A me il rosso non è mai piaciuto.

Neppure il famoso Rosso Valentinoanche se declinato in una tonalità decisamente elegante, come solo la maestria dello stilista avrebbe potuto fare.
Non mi piace il rossetto rosso che, detto fra noi, può essere indossato solo da labbra che non abbiano superato i 20 anni. Poi l'effetto ragnatela sarebbe indubbiamente controproducente.
Non mi piace lo smalto rosso. Appena appena il rosso sangue di piccione che praticamente è un sangue morlacco illuminato. Per indossare uno smalto rosso bisogna avere mani esangui, senza segni di alcun tipo, con il letto dell'unghia lungo. Insomma un paio di mani che non fanno molto durante la giornata o, quantomeno, non ravanano interiora di pesci, melanzane e carciofi, a seconda della stagione.
Credo di avere un solo paio di mutande rosse e solo perché me le hanno regalate. E comunque non le ho mai indossate.
Non ho neppure scarpe rosseMa per le scarpe è sempre pronta una deroga.
Non mi piacciono le rose rosse. Troppo pathos. Preferisco quelle antiche spampinate, con i petali apparentemente spettinati come si fossero appena alzate dal letto. E poi i tulipani neri, le ortensie azzurre ed i crisantemi bianchi. 
Ma questo è un altro discorso.


Nel tempo ho imparato ad amare il colore rosso, iniziando con l'arredamento.
L'acquisto, trent'anni fa, di una Vanity prodotta da Poltrona Frau e disegnata nel 1930, fu la mia prima manifestazione di affetto nei confronti del colore che per tutte le popolazioni del mondo corrisponde alla vita, alla vitalità, al vigore sessuale (ecco spiegato il perché delle mutande).
E dall'arredamento l'attenzione si è spostata all'orto con un grande dilemma: ma prima della scoperta del nuovo mondo, al netto del cocomero, quali erano gli ortaggi ed i cibi rossi?
Il pomodoro, o "purpurea meraviglia", per molto tempo adottato come pianta ornamentale, curiosità con variazioni di nomi e colori, aveva nella sua natura, nella sua consistenza alcune qualità che lo rendevano, agli occhi della teoria degli umori, poco appetibile: era umido, ricco d'acqua, acido e facilmente deperibile. Insomma un tipo del quale diffidare.
Fu una riabilitazione lenta la sua, dalla Spagna al sud Italia, e fu solo grazie all'intuizione di Francesco Cirio, piemontese, che lo inscatolò e lo distribuì lungo tutto lo stivale, soprattutto durante la grande guerra, che divenne il simbolo della mediterraneità.

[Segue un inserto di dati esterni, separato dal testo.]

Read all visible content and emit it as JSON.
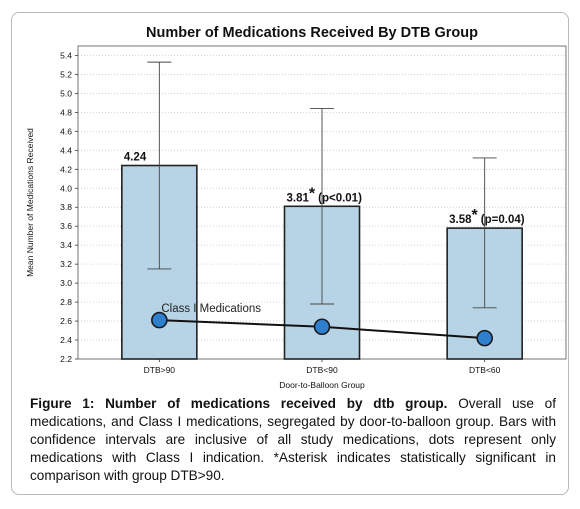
{
  "chart_data": {
    "type": "bar",
    "title": "Number of Medications Received By DTB Group",
    "xlabel": "Door-to-Balloon Group",
    "ylabel": "Mean Number of Medications Received",
    "ylim": [
      2.2,
      5.5
    ],
    "yticks": [
      "2.2",
      "2.4",
      "2.6",
      "2.8",
      "3.0",
      "3.2",
      "3.4",
      "3.6",
      "3.8",
      "4.0",
      "4.2",
      "4.4",
      "4.6",
      "4.8",
      "5.0",
      "5.2",
      "5.4"
    ],
    "categories": [
      "DTB>90",
      "DTB<90",
      "DTB<60"
    ],
    "values": [
      4.24,
      3.81,
      3.58
    ],
    "value_labels": [
      "4.24",
      "3.81",
      "3.58"
    ],
    "asterisk": [
      false,
      true,
      true
    ],
    "annotations": [
      "",
      "(p<0.01)",
      "(p=0.04)"
    ],
    "error_low": [
      3.15,
      2.78,
      2.74
    ],
    "error_high": [
      5.33,
      4.84,
      4.32
    ],
    "line_series": {
      "name": "Class I Medications",
      "values": [
        2.61,
        2.54,
        2.42
      ]
    },
    "grid": true,
    "colors": {
      "bar_fill": "#b7d4e6",
      "bar_stroke": "#222222",
      "dot_fill": "#2f7fcf",
      "line": "#111111"
    }
  },
  "caption": {
    "lead": "Figure 1: Number of medications received by dtb group.",
    "text": " Overall use of medications, and Class I medications, segregated by door-to-balloon group.  Bars with confidence intervals are inclusive of all study medications, dots represent only medications with Class I indication.  *Asterisk indicates statistically significant in comparison with group DTB>90."
  }
}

Oggi, e solo oggi, grazie alla bellissima collaborazione tra il Consorzio del Pomodoro di Pachino IGP e l'Associazione Italiana Food Blogger, si festeggia un pomodoro tutto particolare, quello di Pachino e, improvvisamente, la blogsfera si è arricchita del colore e del sapore di un ortaggio che è molto più del simbolo del Mediterraneo, essendo un indiscusso testimonial della Sicilia e della sua ricchissima gastronomia.
Il contest organizzato nella settimana del Calendario del Cibo Italiano tutta dedicata al pomodoro vedrà premiata la ricetta più originale e creativa il cui autore avrà l'opportunità di godere della Sicilia e di scoprire la terra in cui nascono le delizie di Pachino.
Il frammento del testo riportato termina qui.